Colin Fernie, also a candidate for Town Council and a member of the MLR Formation Committee, dismissed Sibert’s concerns in an interview before the council meeting.
“I don’t agree with the argument that this has been rushed through and crammed down people’s throats,” he said.
“I personally have been working on this for 11 months. If we as a community cannot make decisions in 12 months, we’re in trouble.
“It’s been a very public process and people feel like it’s being crammed down their throats only because they’ve gotten into it so late in the game.”
The formation committee, which began its work by way of a council directive on May 1, 2013, on Wednesday handed up a multi-tiered agenda bill that was highlighted by eight major points.
First among the items up for a vote was the proposal to continue the suspension of the Measure R and Measure U allocation process.
Second, the council was to vote on beginning the transition of duties previously handled by the Mammoth Lakes Trails System Coordinating Committee to the MLR.
The vote also was to begin the transition of the Measure U Application Committee functions to MLR, and to guide the current Recreation Commission in re-defining its roles and responsibilities.
The Council also was prepared to vote on amending the Measure R expenditure plan, designating MLR as the recommending body for all Measure R funding other than town and MLR contracts.
In addition, the council was asked to vote on designating MLR as the recommending body for all Measure U funds, and to reconcile current maintenance obligations and funding awards for both Measures R and U.
The extensive package before the council was available to the public for review on the town’s website.
Under the proposal, the Board of Directors of MLR would consist of nine directors.
Of these, seven would be considered at-large positions representing recreation interests encompassing seven core strategies. One member would be an appointed representative of the Town Council, and another would represent the Recreation Commission.
Before the Board of Directors comes into being, the council also voted in forming a transition board consisting of current MLR Formation Committee members John Armstrong (Eastside Velo), Jo Bacon (Town Council), Teri Stehlik (Recreation Commission), Danna Stroud (Eastern Sierra Interpretive Society), Betsy Truax (Recreation Commission), Rick Wood (outgoing Council Member) and Mammoth Lakes Tourism executive director John Urdi.
Fernie, should he win in the June 3 election, would probably not continue with the transition board, according to the agenda bill.
MLR would begin with two staff persons—an executive director, and a recreation/trails coordinator.

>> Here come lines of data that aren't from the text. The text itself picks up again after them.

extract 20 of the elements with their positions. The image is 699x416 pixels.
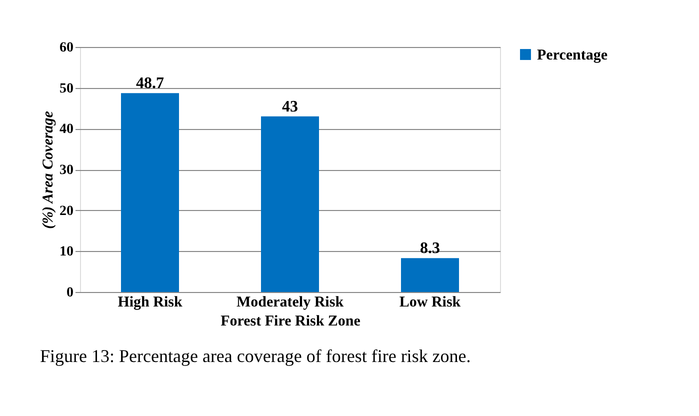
- bar: [121, 93, 179, 292]
- bar: [261, 116, 319, 292]
- x-axis-title: Forest Fire Risk Zone: [220, 314, 361, 330]
- y-tick-label: 40: [60, 122, 74, 138]
- y-tick-label: 0: [66, 286, 74, 300]
- caption: Figure 13: Percentage area coverage of forest fire risk zone.: [40, 346, 471, 366]
- x-tick-label: High Risk: [118, 294, 183, 310]
- y-tick-label: 60: [60, 40, 74, 56]
- y-tick-label: 10: [60, 244, 74, 260]
- y-axis-title: (%) Area Coverage: [40, 110, 56, 229]
- legend-label: Percentage: [537, 48, 608, 64]
- x-tick-label: Low Risk: [399, 294, 462, 310]
- y-tick-label: 50: [60, 81, 74, 96]
- y-tick-label: 30: [60, 163, 74, 178]
- y-tick-label: 20: [60, 204, 74, 219]
- x-tick-label: Moderately Risk: [236, 294, 344, 310]
- data-label: 43: [282, 98, 298, 116]
- bar: [401, 258, 459, 292]
- data-label: 48.7: [136, 75, 164, 92]
- data-label: 8.3: [420, 240, 440, 258]
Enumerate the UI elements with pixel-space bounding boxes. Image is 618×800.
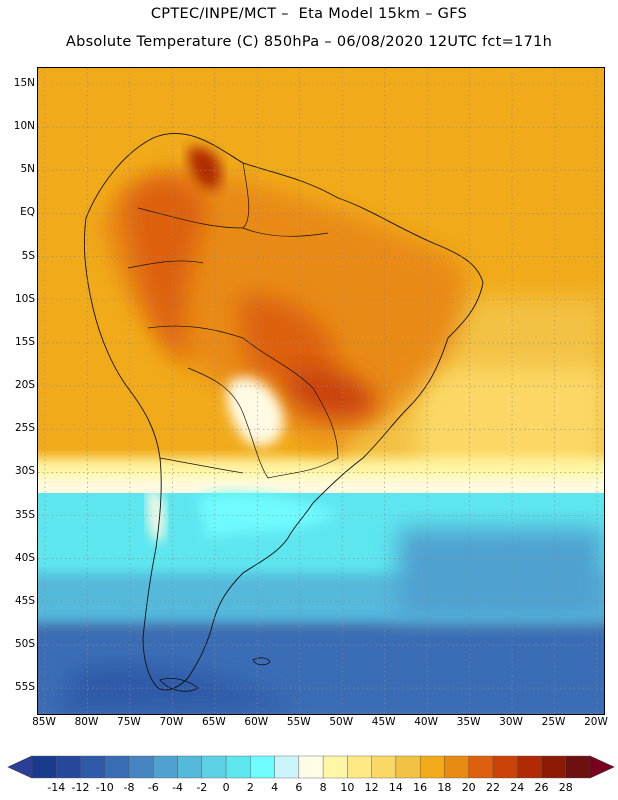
colorbar-swatch bbox=[128, 755, 154, 779]
colorbar-swatch bbox=[371, 755, 397, 779]
colorbar-tick-label: 12 bbox=[364, 781, 379, 794]
colorbar-swatch bbox=[517, 755, 542, 779]
lon-label: 20W bbox=[584, 716, 608, 728]
color-scale-bar bbox=[7, 755, 615, 779]
lat-label: 40S bbox=[14, 551, 35, 564]
temperature-map bbox=[37, 67, 605, 715]
field-southeast-hot bbox=[288, 365, 378, 419]
chart-title-line1: CPTEC/INPE/MCT – Eta Model 15km – GFS bbox=[150, 6, 468, 22]
lat-label: 35S bbox=[14, 508, 35, 521]
field-coldest-patch bbox=[58, 665, 298, 714]
colorbar-tick-label: -12 bbox=[71, 781, 90, 794]
colorbar-swatch bbox=[565, 755, 591, 779]
colorbar-tick-label: -2 bbox=[196, 781, 208, 794]
field-andes-hot bbox=[123, 174, 208, 368]
colorbar-tick-label: 0 bbox=[222, 781, 230, 794]
colorbar-tick-label: -4 bbox=[172, 781, 184, 794]
lat-label: 5S bbox=[21, 249, 35, 262]
lon-label: 30W bbox=[499, 716, 523, 728]
colorbar-swatch bbox=[395, 755, 421, 779]
colorbar-tick-label: 6 bbox=[295, 781, 303, 794]
colorbar-tick-label: -6 bbox=[147, 781, 159, 794]
colorbar-tick-label: 28 bbox=[558, 781, 573, 794]
colorbar-swatch bbox=[201, 755, 227, 779]
lat-label: 15S bbox=[14, 335, 35, 348]
tierra-del-fuego bbox=[159, 678, 199, 692]
colorbar-tick-label: 20 bbox=[461, 781, 476, 794]
colorbar-tick-label: 8 bbox=[319, 781, 327, 794]
colorbar-tick-label: -10 bbox=[95, 781, 114, 794]
colorbar-tick-label: -14 bbox=[47, 781, 66, 794]
chart-title-line2: Absolute Temperature (C) 850hPa – 06/08/… bbox=[65, 34, 553, 50]
lat-label: 20S bbox=[14, 379, 35, 392]
colorbar-swatch bbox=[468, 755, 494, 779]
lat-label: 45S bbox=[14, 594, 35, 607]
colorbar-tick-label: 18 bbox=[437, 781, 452, 794]
lon-label: 40W bbox=[414, 716, 438, 728]
lon-label: 25W bbox=[541, 716, 566, 728]
colorbar-tick-label: 22 bbox=[485, 781, 500, 794]
lon-label: 35W bbox=[456, 716, 481, 728]
lon-label: 85W bbox=[32, 716, 56, 728]
lat-label: 10N bbox=[13, 120, 35, 133]
lat-label: 30S bbox=[14, 465, 35, 478]
lon-label: 45W bbox=[371, 716, 396, 728]
lat-label: 5N bbox=[20, 163, 35, 176]
lon-label: 55W bbox=[286, 716, 311, 728]
colorbar-swatch bbox=[153, 755, 178, 779]
colorbar-swatch bbox=[274, 755, 300, 779]
colorbar-tick-label: -8 bbox=[123, 781, 135, 794]
colorbar-tick-label: 16 bbox=[413, 781, 428, 794]
lon-label: 50W bbox=[329, 716, 354, 728]
falkland-islands bbox=[252, 657, 271, 666]
lon-label: 80W bbox=[74, 716, 99, 728]
field-southeast-cool bbox=[398, 528, 604, 618]
lat-label: 15N bbox=[13, 77, 35, 89]
colorbar-swatch bbox=[419, 755, 445, 779]
colorbar-over-arrow bbox=[589, 755, 615, 779]
lat-label: 25S bbox=[14, 422, 35, 435]
lon-label: 60W bbox=[244, 716, 269, 728]
lon-label: 65W bbox=[201, 716, 226, 728]
field-paraguay-cool bbox=[226, 377, 284, 447]
lat-label: 50S bbox=[14, 637, 35, 650]
colorbar-tick-label: 14 bbox=[388, 781, 403, 794]
colorbar-under-arrow bbox=[7, 755, 33, 779]
field-center-hot bbox=[238, 296, 338, 382]
colorbar-tick-label: 10 bbox=[340, 781, 355, 794]
lat-label: 55S bbox=[14, 681, 35, 694]
country-borders bbox=[127, 162, 339, 479]
coastline-south-america bbox=[83, 133, 484, 691]
lon-label: 75W bbox=[117, 716, 141, 728]
colorbar-swatch bbox=[104, 755, 130, 779]
colorbar-tick-label: 4 bbox=[271, 781, 279, 794]
colorbar-swatch bbox=[322, 755, 348, 779]
lon-label: 70W bbox=[159, 716, 184, 728]
colorbar-swatch bbox=[80, 755, 105, 779]
colorbar-swatch bbox=[31, 755, 57, 779]
lat-label: 10S bbox=[14, 292, 35, 305]
colorbar-swatch bbox=[492, 755, 518, 779]
field-venezuela-hot bbox=[188, 147, 222, 189]
colorbar-tick-label: 2 bbox=[246, 781, 254, 794]
colorbar-swatch bbox=[177, 755, 203, 779]
colorbar-swatch bbox=[225, 755, 251, 779]
colorbar-tick-label: 26 bbox=[534, 781, 549, 794]
colorbar-swatch bbox=[541, 755, 566, 779]
colorbar-swatch bbox=[298, 755, 324, 779]
lat-label: EQ bbox=[20, 206, 35, 219]
colorbar-swatch bbox=[250, 755, 275, 779]
colorbar-swatch bbox=[347, 755, 372, 779]
colorbar-swatch bbox=[56, 755, 81, 779]
colorbar-tick-label: 24 bbox=[510, 781, 525, 794]
map-canvas bbox=[38, 68, 604, 714]
colorbar-swatch bbox=[444, 755, 469, 779]
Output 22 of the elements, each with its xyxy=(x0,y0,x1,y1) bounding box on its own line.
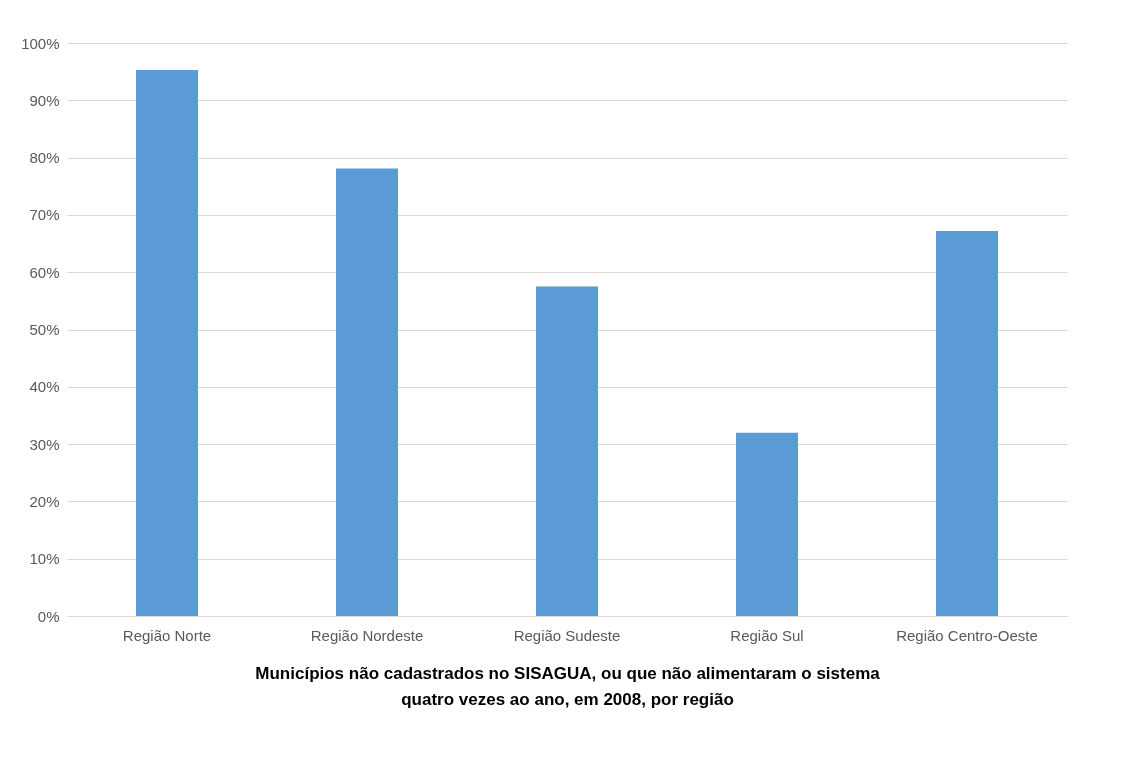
y-tick-label: 60% xyxy=(29,263,60,281)
x-tick-label: Região Nordeste xyxy=(310,626,424,644)
x-tick-label: Região Sul xyxy=(730,626,804,644)
y-tick-label: 0% xyxy=(37,607,60,625)
y-tick-label: 100% xyxy=(21,34,60,52)
x-tick-label: Região Sudeste xyxy=(513,626,621,644)
x-tick-label: Região Norte xyxy=(122,626,212,644)
y-tick-label: 30% xyxy=(29,435,60,453)
y-tick-label: 40% xyxy=(29,378,60,396)
y-tick-label: 80% xyxy=(29,149,60,167)
x-tick-label: Região Centro-Oeste xyxy=(896,626,1038,644)
y-tick-label: 70% xyxy=(29,206,60,224)
bar xyxy=(736,432,798,616)
y-tick-label: 10% xyxy=(29,550,60,568)
y-tick-label: 20% xyxy=(29,492,60,510)
bar xyxy=(336,168,398,616)
bar xyxy=(136,69,198,616)
y-tick-label: 90% xyxy=(29,91,60,109)
bar xyxy=(536,286,598,616)
x-axis-title: Municípios não cadastrados no SISAGUA, ou que não alimentaram o sistema quatro vezes ao ano, em 2008, por região xyxy=(255,663,881,709)
y-tick-label: 50% xyxy=(29,321,60,338)
bar xyxy=(936,230,998,616)
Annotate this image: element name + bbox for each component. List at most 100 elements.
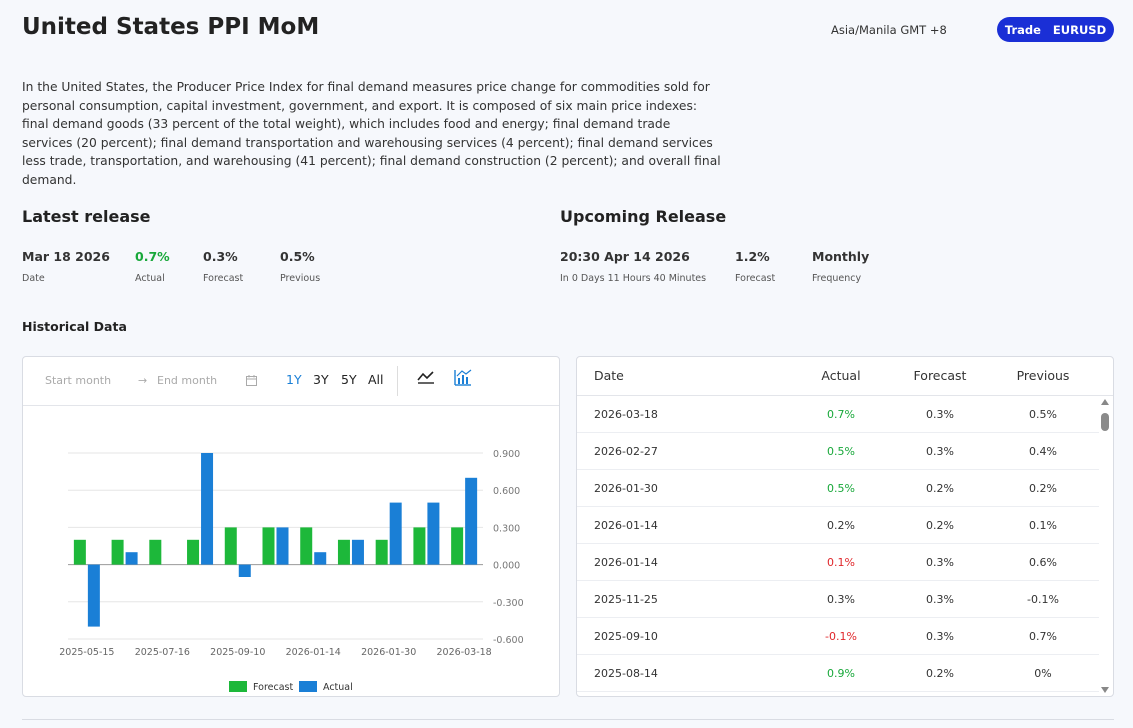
scroll-down-arrow-icon[interactable] [1101, 687, 1109, 693]
latest-actual-value: 0.7% [135, 249, 170, 264]
table-scrollbar[interactable] [1099, 397, 1111, 695]
upcoming-release-title: Upcoming Release [560, 207, 727, 226]
page-title: United States PPI MoM [22, 14, 320, 40]
range-arrow-icon: → [138, 374, 148, 387]
timezone-label[interactable]: Asia/Manila GMT +8 [831, 23, 947, 37]
cell-actual: 0.1% [827, 556, 855, 569]
table-row[interactable]: 2025-09-10 -0.1% 0.3% 0.7% [577, 618, 1099, 655]
cell-actual: 0.3% [827, 593, 855, 606]
latest-previous-value: 0.5% [280, 249, 315, 264]
range-all-button[interactable]: All [368, 372, 384, 387]
line-chart-icon[interactable] [417, 369, 435, 385]
range-3y-button[interactable]: 3Y [313, 372, 329, 387]
cell-previous: -0.1% [1027, 593, 1059, 606]
cell-forecast: 0.3% [926, 445, 954, 458]
forecast-bar [187, 539, 200, 565]
cell-previous: 0.7% [1029, 630, 1057, 643]
table-row[interactable]: 2025-11-25 0.3% 0.3% -0.1% [577, 581, 1099, 618]
latest-actual-label: Actual [135, 273, 165, 284]
x-tick-label: 2025-05-15 [59, 647, 114, 658]
upcoming-time-stat: 20:30 Apr 14 2026 In 0 Days 11 Hours 40 … [560, 249, 706, 284]
latest-actual-stat: 0.7% Actual [135, 249, 170, 284]
latest-date-stat: Mar 18 2026 Date [22, 249, 110, 284]
y-tick-label: -0.300 [493, 598, 524, 609]
end-month-input[interactable]: End month [157, 374, 218, 387]
actual-bar [389, 502, 402, 565]
cell-date: 2025-09-10 [594, 630, 658, 643]
cell-forecast: 0.3% [926, 630, 954, 643]
latest-forecast-stat: 0.3% Forecast [203, 249, 243, 284]
toolbar-divider [397, 366, 398, 396]
cell-previous: 0.4% [1029, 445, 1057, 458]
table-row[interactable]: 2026-01-14 0.1% 0.3% 0.6% [577, 544, 1099, 581]
col-previous-header: Previous [1016, 368, 1070, 383]
table-row[interactable]: 2026-03-18 0.7% 0.3% 0.5% [577, 396, 1099, 433]
actual-bar [238, 564, 251, 577]
cell-actual: 0.7% [827, 408, 855, 421]
forecast-bar [73, 539, 86, 565]
col-forecast-header: Forecast [913, 368, 967, 383]
x-tick-label: 2026-01-14 [286, 647, 341, 658]
cell-date: 2026-03-18 [594, 408, 658, 421]
range-5y-button[interactable]: 5Y [341, 372, 357, 387]
forecast-bar [337, 539, 350, 565]
upcoming-frequency-label: Frequency [812, 273, 862, 284]
trade-button-symbol: EURUSD [1052, 22, 1107, 37]
cell-previous: 0.6% [1029, 556, 1057, 569]
cell-actual: 0.2% [827, 519, 855, 532]
indicator-description: In the United States, the Producer Price… [22, 80, 721, 187]
bar-chart-icon[interactable] [454, 369, 472, 386]
latest-date-label: Date [22, 273, 45, 284]
scroll-up-arrow-icon[interactable] [1101, 399, 1109, 405]
cell-date: 2025-11-25 [594, 593, 658, 606]
actual-bar [276, 527, 289, 565]
history-table: Date Actual Forecast Previous 2026-03-18… [576, 356, 1114, 697]
actual-bar [427, 502, 440, 565]
x-tick-label: 2025-07-16 [135, 647, 190, 658]
cell-date: 2026-01-14 [594, 556, 658, 569]
upcoming-forecast-value: 1.2% [735, 249, 770, 264]
cell-date: 2026-02-27 [594, 445, 658, 458]
cell-previous: 0% [1034, 667, 1052, 680]
cell-forecast: 0.3% [926, 556, 954, 569]
range-1y-button[interactable]: 1Y [286, 372, 302, 387]
forecast-bar [451, 527, 464, 565]
actual-legend-label: Actual [323, 682, 353, 693]
cell-forecast: 0.3% [926, 408, 954, 421]
upcoming-forecast-label: Forecast [735, 273, 776, 284]
forecast-bar [375, 539, 388, 565]
table-header: Date Actual Forecast Previous [577, 357, 1113, 396]
table-body: 2026-03-18 0.7% 0.3% 0.5% 2026-02-27 0.5% 0.3%… [577, 396, 1113, 692]
forecast-bar [149, 539, 162, 565]
upcoming-countdown-label: In 0 Days 11 Hours 40 Minutes [560, 273, 707, 284]
cell-actual: 0.9% [827, 667, 855, 680]
col-date-header: Date [594, 368, 624, 383]
table-row[interactable]: 2026-02-27 0.5% 0.3% 0.4% [577, 433, 1099, 470]
cell-forecast: 0.2% [926, 482, 954, 495]
start-month-input[interactable]: Start month [45, 374, 112, 387]
x-tick-label: 2025-09-10 [210, 647, 265, 658]
cell-previous: 0.2% [1029, 482, 1057, 495]
forecast-legend-label: Forecast [253, 682, 293, 693]
latest-release-title: Latest release [22, 207, 151, 226]
cell-forecast: 0.3% [926, 593, 954, 606]
cell-forecast: 0.2% [926, 519, 954, 532]
actual-bar [125, 552, 138, 565]
upcoming-frequency-value: Monthly [812, 249, 870, 264]
y-tick-label: 0.900 [493, 449, 520, 460]
chart-toolbar: Start month → End month 1Y 3Y 5Y All [23, 357, 559, 406]
x-tick-label: 2026-03-18 [437, 647, 492, 658]
cell-actual: 0.5% [827, 445, 855, 458]
scroll-thumb[interactable] [1101, 413, 1109, 431]
table-row[interactable]: 2026-01-30 0.5% 0.2% 0.2% [577, 470, 1099, 507]
table-row[interactable]: 2025-08-14 0.9% 0.2% 0% [577, 655, 1099, 692]
historical-data-title: Historical Data [22, 319, 127, 334]
cell-actual: -0.1% [825, 630, 857, 643]
table-row[interactable]: 2026-01-14 0.2% 0.2% 0.1% [577, 507, 1099, 544]
calendar-icon[interactable] [246, 375, 257, 386]
latest-date-value: Mar 18 2026 [22, 249, 110, 264]
y-tick-label: -0.600 [493, 635, 524, 646]
upcoming-forecast-stat: 1.2% Forecast [735, 249, 775, 284]
trade-button[interactable]: Trade EURUSD [997, 17, 1114, 42]
y-tick-label: 0.000 [493, 561, 520, 572]
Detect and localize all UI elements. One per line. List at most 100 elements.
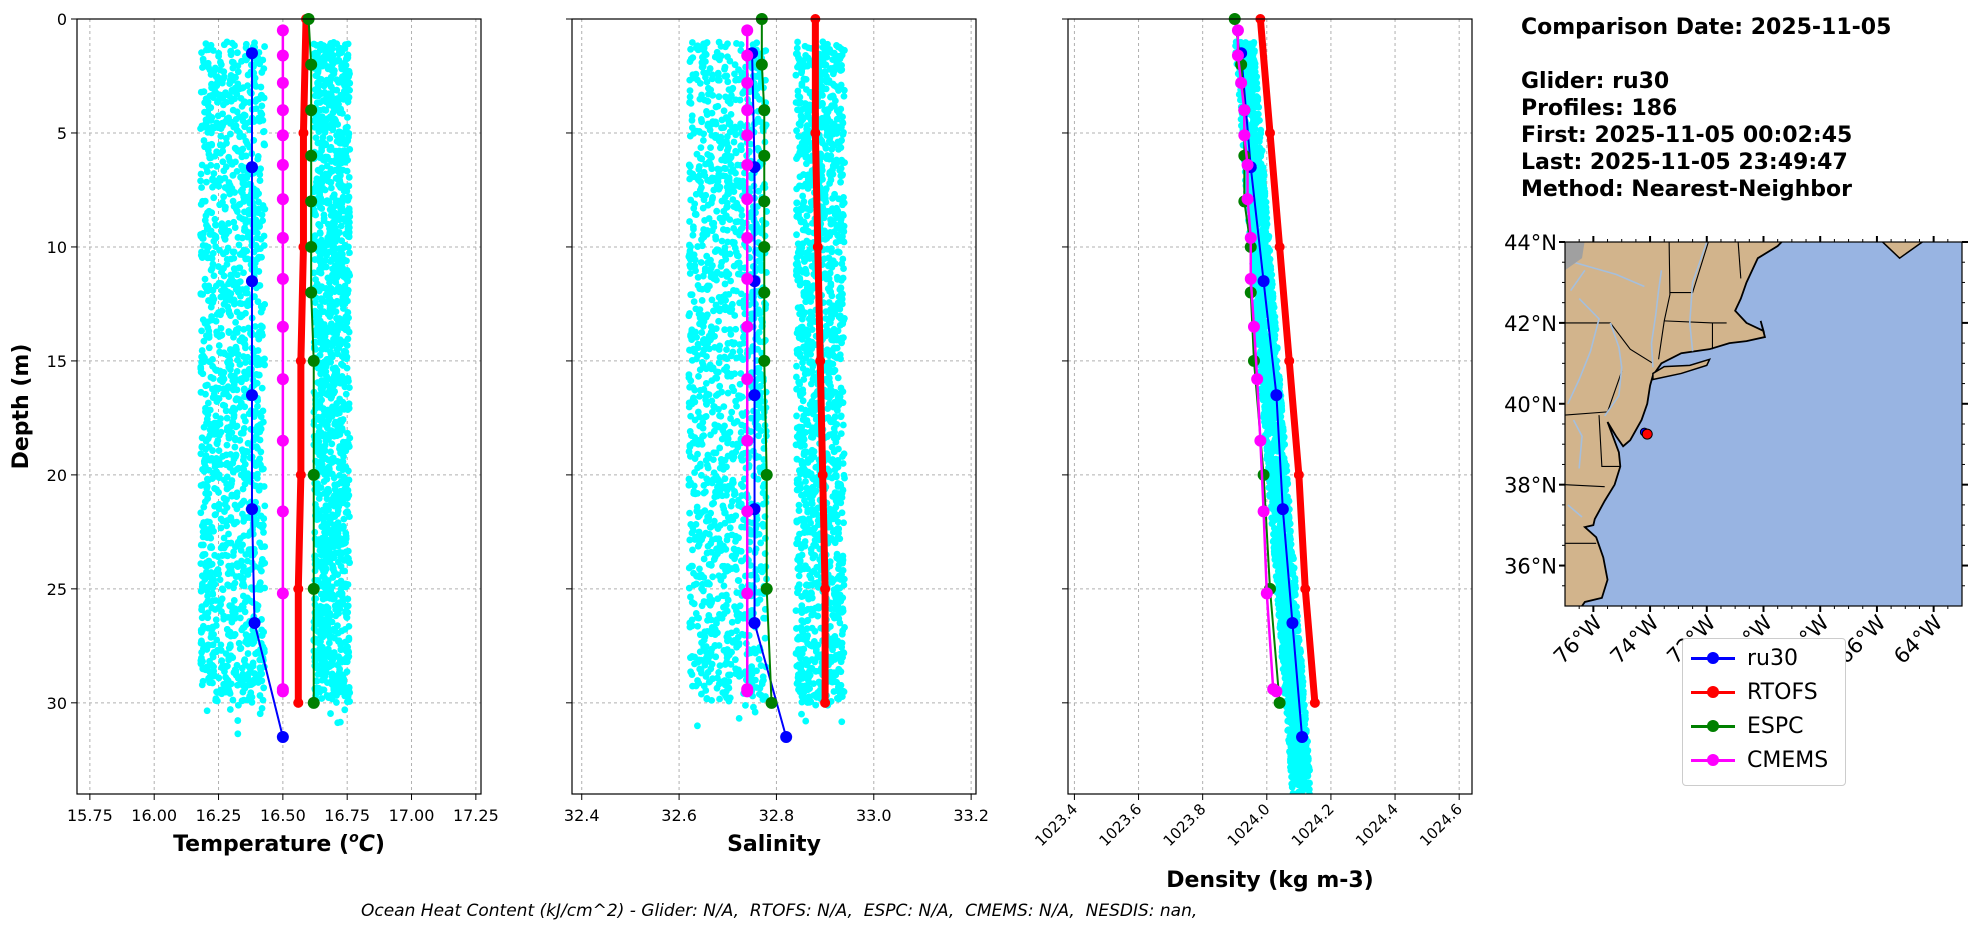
scatter-point [689, 546, 696, 553]
scatter-point [219, 110, 226, 117]
scatter-point [728, 503, 735, 510]
scatter-point [259, 57, 266, 64]
scatter-point [231, 203, 238, 210]
scatter-point [708, 335, 715, 342]
scatter-point [208, 92, 215, 99]
scatter-point [727, 429, 734, 436]
scatter-point [337, 642, 344, 649]
scatter-point [738, 70, 745, 77]
scatter-point [319, 361, 326, 368]
scatter-point [760, 673, 767, 680]
scatter-point [216, 385, 223, 392]
scatter-point [340, 480, 347, 487]
scatter-point [707, 431, 714, 438]
scatter-point [241, 386, 248, 393]
scatter-point [261, 142, 268, 149]
scatter-point [696, 163, 703, 170]
scatter-point [735, 252, 742, 259]
scatter-point [228, 351, 235, 358]
scatter-point [204, 224, 211, 231]
scatter-point [695, 341, 702, 348]
scatter-point [721, 165, 728, 172]
scatter-point [227, 633, 234, 640]
scatter-point [235, 675, 242, 682]
scatter-point [202, 382, 209, 389]
scatter-point [690, 527, 697, 534]
scatter-point [702, 414, 709, 421]
scatter-point [225, 657, 232, 664]
scatter-point [216, 91, 223, 98]
scatter-point [722, 244, 729, 251]
scatter-point [716, 611, 723, 618]
scatter-point [729, 301, 736, 308]
scatter-point [324, 123, 331, 130]
scatter-point [237, 293, 244, 300]
scatter-point [707, 65, 714, 72]
scatter-point [321, 471, 328, 478]
scatter-point [329, 194, 336, 201]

After that, MLR would nail down its short-range and long-range plans.
Until then, though, the council would be largely out of the picture, having completed what Wood said was his intent from the beginning.
“We need to take the politics out of recreation,” he said at the beginning of the process last year.
Editor's Note: An earlier version of this story appeared in the print version of the Mammoth Times on Thursday, May 22.